A younger person is also typically early in their career, and taking time off from work can also impact a person’s trajectory more than it would for someone whose career is already more established.
All kinds of representation
Age, race, sexual orientation, and gender are only a few of a plethora of ways in which one might experience the world differently.
Gender and race have gotten a fair bit of the airtime in recent years—and the diversity of the three slates running for council this fall appears to be a response to that.
Three-quarters of the Green slate are women and half are people of colour. Similarly, three-quarters of the BCA slate are people of colour, and half are women. One Burnaby stands out as the only slate to have more men (four out of six) than women, but it’s also two-thirds people of colour.
One analysis that is often mentioned in the context of other forms of diversity, such as gender and race, but isn’t often spoken of as a form of diversity that needs representation itself, is class. Renters can bring different experiences to the table that homeowners often can’t, and if a rental situation is particularly precarious, that is yet another layer.
Service industry workers, people who live off of government stipends, and people who work in hospitality—not to mention people with disabilities, drug users, immuno-compromised people, people who rely on public transit, and those without formal post-secondary education—all have their own experiences that could help inform decision-making.
Andrea Reimer, an adjunct professor at the UBC School of Public Policy and Global Affairs and a former Vancouver city councillor, said class is still an area where there hasn’t been much growth in representation.
And if renters were adequately represented on city councils, Reimer said, “I can guarantee you that the debate we’d be having publicly would be quite different, and it would have been quite different for much longer, so that we would have seen solutions much faster.”
But class is still an area where there hasn’t been much growth in representation, she said.
And she said it’s a tough angle to beat.
“They are presumed not to be able to do the job, and they have to spend their time proving that they can, so they don’t get as much time to talk about issues,” Reimer said.
“So if those perspectives aren’t represented on council, how are they represented in decisions, right?

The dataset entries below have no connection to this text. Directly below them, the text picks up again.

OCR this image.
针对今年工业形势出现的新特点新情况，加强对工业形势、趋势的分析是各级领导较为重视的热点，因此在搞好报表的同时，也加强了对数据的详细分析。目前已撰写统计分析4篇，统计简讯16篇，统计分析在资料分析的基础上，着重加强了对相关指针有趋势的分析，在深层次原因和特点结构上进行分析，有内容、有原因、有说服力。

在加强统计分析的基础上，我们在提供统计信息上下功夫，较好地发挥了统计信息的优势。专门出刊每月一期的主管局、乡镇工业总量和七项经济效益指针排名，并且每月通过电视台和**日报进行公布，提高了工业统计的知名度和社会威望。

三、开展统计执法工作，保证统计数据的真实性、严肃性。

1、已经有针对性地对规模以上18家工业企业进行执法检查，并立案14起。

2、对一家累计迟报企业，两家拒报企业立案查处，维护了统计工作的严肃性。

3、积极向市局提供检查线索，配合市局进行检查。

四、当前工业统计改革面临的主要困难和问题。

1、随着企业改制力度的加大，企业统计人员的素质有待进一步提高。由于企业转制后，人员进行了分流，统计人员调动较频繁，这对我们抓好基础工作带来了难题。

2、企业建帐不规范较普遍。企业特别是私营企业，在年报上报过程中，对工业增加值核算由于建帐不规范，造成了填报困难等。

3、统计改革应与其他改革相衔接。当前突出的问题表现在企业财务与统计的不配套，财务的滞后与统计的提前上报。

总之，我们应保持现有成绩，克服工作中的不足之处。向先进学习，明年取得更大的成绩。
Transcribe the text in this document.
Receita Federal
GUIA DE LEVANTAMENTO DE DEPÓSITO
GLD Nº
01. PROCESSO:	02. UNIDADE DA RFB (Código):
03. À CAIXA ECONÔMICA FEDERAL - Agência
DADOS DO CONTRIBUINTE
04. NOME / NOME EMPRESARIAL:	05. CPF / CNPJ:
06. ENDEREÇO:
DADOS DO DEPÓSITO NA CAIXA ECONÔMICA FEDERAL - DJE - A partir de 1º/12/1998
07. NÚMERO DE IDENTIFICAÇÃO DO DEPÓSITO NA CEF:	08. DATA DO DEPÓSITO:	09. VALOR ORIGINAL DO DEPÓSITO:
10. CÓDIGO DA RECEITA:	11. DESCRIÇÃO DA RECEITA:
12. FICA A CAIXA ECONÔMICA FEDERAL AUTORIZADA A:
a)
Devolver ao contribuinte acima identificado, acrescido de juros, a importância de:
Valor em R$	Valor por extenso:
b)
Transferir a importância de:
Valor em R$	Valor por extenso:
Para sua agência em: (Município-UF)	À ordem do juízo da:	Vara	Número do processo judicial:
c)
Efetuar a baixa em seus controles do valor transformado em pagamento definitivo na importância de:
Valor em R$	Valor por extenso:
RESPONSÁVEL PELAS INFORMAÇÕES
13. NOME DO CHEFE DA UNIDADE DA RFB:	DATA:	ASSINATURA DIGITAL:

And you see people falling further and further behind because they don’t have a voice.”
How to achieve representation?
Reimer said there are a number of ways in which cities can make running for office—and working in office—more accessible, including providing childcare.
She said there needs to be “kind of a seismic shift” in the questions we ask about adequately representing the community.
“[It] isn’t how white men in positions of leadership, mayors, do a better job of representation. We need to ask ourselves: how do we encourage them to get out of the way and support people, use their credibility there?” Reimer said, particularly noting the incumbent advantage.
The incumbent advantage is the fact that a person already elected to office already has the infrastructure and supports to run for the next election, and they have name familiarity and a track record to vote on.
“If they’re considered credible just by their demographic, how do they take that credibility and support someone who doesn’t have that privilege to be a viable candidate for leadership, such as the mayor?” Reimer said.